TACOMA — Opening statements on Tuesday launched the Pierce County Superior Court trial of three Tacoma police officers charged in the suffocation death of a Black pedestrian in March 2020.

Manuel Ellis, 33, died from oxygen deprivation, an autopsy showed. He was Tased, choked, struck, handcuffed, hogtied, and sat and kneeled on by a series of officers while repeatedly stating that he couldn’t breathe.

Eyewitness videos of the officers struggling with Ellis, and a nearby home surveillance camera that captured audio of Ellis’ pleas that he couldn’t breathe, are expected to be central to the prosecution’s case. The Pierce County Medical Examiner ruled Ellis’ death a homicide.

Lawyers for Matthew Collins, 40, Christopher “Shane” Burbank, 38, and Timothy Rankine, 34, took aim at the high level of methamphetamine found in Ellis’ system as an alternative explanation for his death. Collins and Burbank are charged with second-degree murder; all three officers are charged with first-degree manslaughter. They have pleaded not guilty, are free on bail and remain on paid leave from the Tacoma Police Department.

Kent Liu from the Washington state Attorney General’s office challenged the truthfulness of Collins’ and Burbanks’ statements to detectives that Ellis was the aggressor. Instead, Liu said, they assaulted and sat on Ellis without justification. Liu said Rankine, who arrived as backup with Ellis already prone and hogtied, sat on his back for up to 10 minutes.
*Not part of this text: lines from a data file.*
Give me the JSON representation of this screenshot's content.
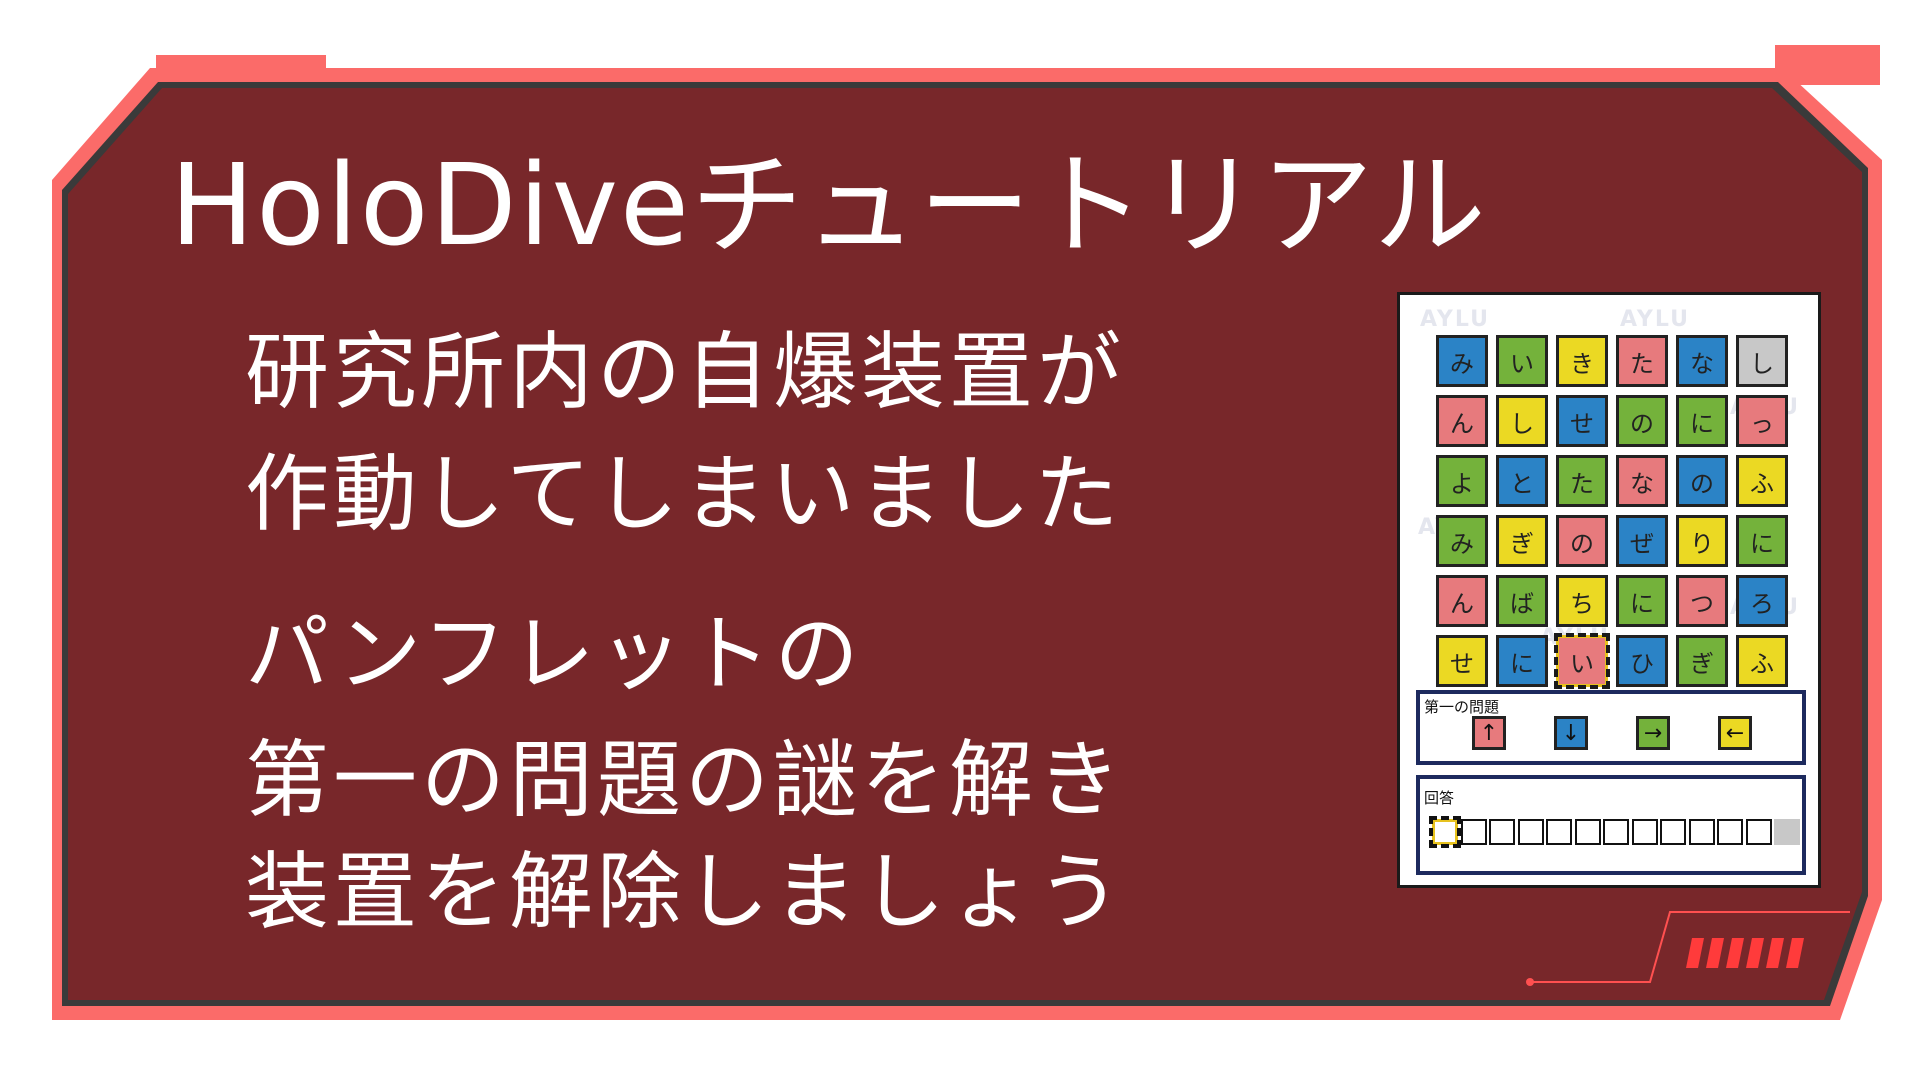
{
  "title": "HoloDiveチュートリアル",
  "messages": [
    "研究所内の自爆装置が",
    "作動してしまいました",
    "パンフレットの",
    "第一の問題の謎を解き",
    "装置を解除しましょう"
  ],
  "colors": {
    "frame_outer": "#fb6b69",
    "frame_inner": "#78272a",
    "frame_border": "#3a3a3a",
    "blue": "#2b83c6",
    "green": "#74b23b",
    "yellow": "#ebd923",
    "pink": "#e77a7d",
    "gray": "#c8c8c8"
  },
  "puzzle": {
    "watermark": "AYLU",
    "grid": [
      [
        {
          "t": "み",
          "c": "blue"
        },
        {
          "t": "い",
          "c": "green"
        },
        {
          "t": "き",
          "c": "yellow"
        },
        {
          "t": "た",
          "c": "pink"
        },
        {
          "t": "な",
          "c": "blue"
        },
        {
          "t": "し",
          "c": "gray"
        }
      ],
      [
        {
          "t": "ん",
          "c": "pink"
        },
        {
          "t": "し",
          "c": "yellow"
        },
        {
          "t": "せ",
          "c": "blue"
        },
        {
          "t": "の",
          "c": "green"
        },
        {
          "t": "に",
          "c": "green"
        },
        {
          "t": "っ",
          "c": "pink"
        }
      ],
      [
        {
          "t": "よ",
          "c": "green"
        },
        {
          "t": "と",
          "c": "blue"
        },
        {
          "t": "た",
          "c": "green"
        },
        {
          "t": "な",
          "c": "pink"
        },
        {
          "t": "の",
          "c": "blue"
        },
        {
          "t": "ふ",
          "c": "yellow"
        }
      ],
      [
        {
          "t": "み",
          "c": "green"
        },
        {
          "t": "ぎ",
          "c": "yellow"
        },
        {
          "t": "の",
          "c": "pink"
        },
        {
          "t": "ぜ",
          "c": "blue"
        },
        {
          "t": "り",
          "c": "yellow"
        },
        {
          "t": "に",
          "c": "green"
        }
      ],
      [
        {
          "t": "ん",
          "c": "pink"
        },
        {
          "t": "ば",
          "c": "green"
        },
        {
          "t": "ち",
          "c": "yellow"
        },
        {
          "t": "に",
          "c": "green"
        },
        {
          "t": "つ",
          "c": "pink"
        },
        {
          "t": "ろ",
          "c": "blue"
        }
      ],
      [
        {
          "t": "せ",
          "c": "yellow"
        },
        {
          "t": "に",
          "c": "blue"
        },
        {
          "t": "い",
          "c": "pink",
          "selected": true
        },
        {
          "t": "ひ",
          "c": "blue"
        },
        {
          "t": "ぎ",
          "c": "green"
        },
        {
          "t": "ふ",
          "c": "yellow"
        }
      ]
    ],
    "question_label": "第一の問題",
    "arrows": [
      {
        "t": "↑",
        "c": "pink"
      },
      {
        "t": "↓",
        "c": "blue"
      },
      {
        "t": "→",
        "c": "green"
      },
      {
        "t": "←",
        "c": "yellow"
      }
    ],
    "answer_label": "回答",
    "answer_slots": 13,
    "answer_active_index": 0
  }
}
Throughout the ordeal, Ellis pleaded that he couldn’t breathe.

“All three of these defendants knew Mr. Ellis couldn’t breathe” and stood by, Liu said.



Burbank’s lawyer, Brett Purtzer, countered that the high level of methamphetamine in Ellis’ system, and not the officers, killed him. He said Ellis was “screaming, violent and extremely high on methamphetamine.” Purtzer said the officers’ actions were justified and they should be found not guilty.

Opening statements will continue Tuesday afternoon, with witness testimony set to follow.

A jury of eight men and four women was seated Monday afternoon. The panel includes six white men, three white women, an Asian man, a Black man and a Black woman.

Collins and Burbank are white; Rankine is Asian. All three defendants are U.S. Army combat veterans; three of the white men on the jury also served in the military. The trial is expected to last into December.

This is the first trial to test a new police accountability law, Initiative 940, adopted by voters in 2018 and the state Legislature in 2019. The law removed a previous requirement that officers acted with malicious intent in order to be charged for hurting or killing someone on duty.